© JUNGE FREIHEIT Verlag GmbH & Co. KG www.jungefreiheit.de 05/24 / 26. Januar 2024

Ländersache: Baden-Württemberg
Gender – und kein Ende
Christian Schreiber

Es knirscht gewaltig in Baden-Württembergs grün-schwarzer Landesregierung. Von Harmonie im angeblichen „Musterländle“ sind die Stuttgarter Koalitionäre weit entfernt. Womit die CDU ihren „großen“ Partner, die Grünen, derzeit so richtig ärgert, sind weniger die Differenzen in Fragen der Einwanderungspolitik als vielmehr das Thema Gendern. Man werde in einer Verwaltungsvorschrift festhalten, daß Sonderzeichen wie Binnen-I und Gendersternchen in der Verwaltungssprache künftig nicht mehr zulässig seien, hatte Innenminister Thomas Strobl (CDU) in Stuttgart verkündet. Das würde dann etwa für Schriftverkehr von Ministerien oder Regierungspräsidien gelten. Man würde damit bestehende „Regelungsdefizite heilen“, so Strobl. Schulen und Hochschulen sollen von der Regelung zunächst nicht betroffen sein.

Man muß sich bei der Diskussion immer wieder in Erinnerung rufen, daß es maßgeblich die Grünen waren, die das Thema auf die Agenda gesetzt hatten. Um so überraschter gab sich nun die grüne Landtagsfraktion. Sie teilte auf dem Kurznachrichtendienst Threads mit, man könne sich nur wundern, daß diese „Verbotsfantasien“ für die CDU so wichtig und verlockend seien.
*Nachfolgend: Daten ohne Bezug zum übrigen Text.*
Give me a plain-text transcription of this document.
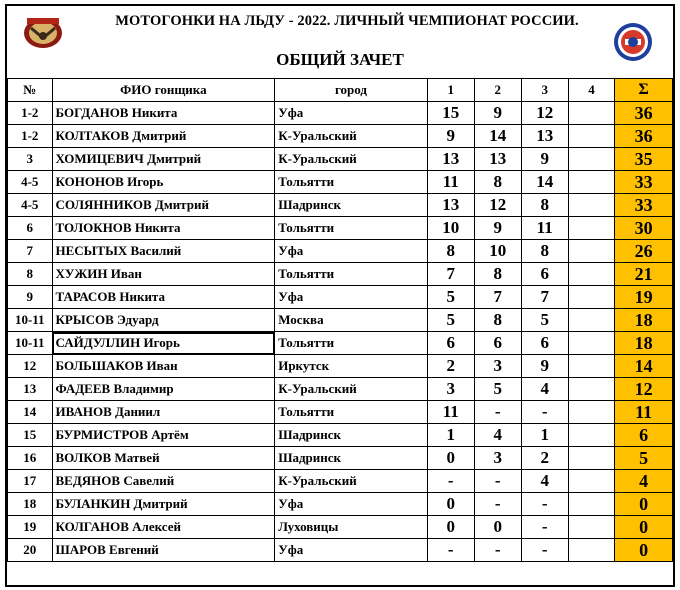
МОТОГОНКИ НА ЛЬДУ - 2022. ЛИЧНЫЙ ЧЕМПИОНАТ РОССИИ.
ОБЩИЙ ЗАЧЕТ
№	ФИО гонщика	город	1	2	3	4	Σ
1-2	БОГДАНОВ Никита	Уфа	15	9	12		36
1-2	КОЛТАКОВ Дмитрий	К-Уральский	9	14	13		36
3	ХОМИЦЕВИЧ Дмитрий	К-Уральский	13	13	9		35
4-5	КОНОНОВ Игорь	Тольятти	11	8	14		33
4-5	СОЛЯННИКОВ Дмитрий	Шадринск	13	12	8		33
6	ТОЛОКНОВ Никита	Тольятти	10	9	11		30
7	НЕСЫТЫХ Василий	Уфа	8	10	8		26
8	ХУЖИН Иван	Тольятти	7	8	6		21
9	ТАРАСОВ Никита	Уфа	5	7	7		19
10-11	КРЫСОВ Эдуард	Москва	5	8	5		18
10-11	САЙДУЛЛИН Игорь	Тольятти	6	6	6		18
12	БОЛЬШАКОВ Иван	Иркутск	2	3	9		14
13	ФАДЕЕВ Владимир	К-Уральский	3	5	4		12
14	ИВАНОВ Даниил	Тольятти	11	-	-		11
15	БУРМИСТРОВ Артём	Шадринск	1	4	1		6
16	ВОЛКОВ Матвей	Шадринск	0	3	2		5
17	ВЕДЯНОВ Савелий	К-Уральский	-	-	4		4
18	БУЛАНКИН Дмитрий	Уфа	0	-	-		0
19	КОЛГАНОВ Алексей	Луховицы	0	0	-		0
20	ШАРОВ Евгений	Уфа	-	-	-		0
Es seien die Gegner einer geschlechtergerechten Sprache, die ständig über das Gendern reden wollten. Es lohnt sich kaum zu erwähnen, daß die offizielle Pressemitteilung der „Gender-Öko-Partei“ natürlich in „geschlechtergerechter“ Form verfaßt wurde. 

Hintergrund der neuen Auseinandersetzung in der ohnehin streiterprobten Koalition ist das Volksbegehren „Stoppt Gendern in Baden-Württemberg“ des Heidelberger CDU-Kommunalpolitikers und Rechtsanwalts Klaus Hekking (JF 51/23). Ende vergangenen Jahres hatte seine Initiative die erforderlichen Unterschriften eingereicht; aber das Innenministerium erkannte dabei Formfehler. Hekking klagt nun gegen diese Entscheidung vor dem Landesverfassungsgericht (JF 4/24). 

Allerdings fand der aus formalen Gründen von der Bürokratie Abgewiesene Gehör bei CDU-Landes- und Fraktionschef Manuel Hagel. Der hatte Hekking in eine Fraktionssitzung eingeladen, wo ohnehin die Mehrheit genderkritisch eingestellt ist. Hagel wertete die Initiative dadurch auf, ging wieder einmal auf Distanz zum unliebsam gewordenen Koalitionspartner – und setzte Innenminister Strobl quasi unter Druck.

Das fanden die Grünen gar nicht witzig: Dem Prüfergebnis des Innenministeriums sei nichts hinzuzufügen. „Im Gegensatz zu Minister Strobl haben wir nicht die leiseste Absicht, uns von den Verbots-Ideologen treiben zu lassen“, höhnte die Fraktion. Spannend wird nun die zweite Runde sein. Denn möglicherweise bügelt der grüne Ministerpräsident Winfried Kretschmann seine eigene Fraktion ab. Die Genderdiskussion sei Teil einer „aufgeladenen gesellschaftlichen Debatte“, er könne von einer „Sprachpolitik“ nur abraten. Er sei außerdem kein Freund davon, solche „Kulturdebatten“ hochzuziehen, sagte Kretschmann weiter. Die Menschen müßten den Eindruck haben, daß Politik in solchen Krisenzeiten die wirklich wichtigen Probleme löse. Vielleicht sollte er das einfach seiner Fraktion mitteilen.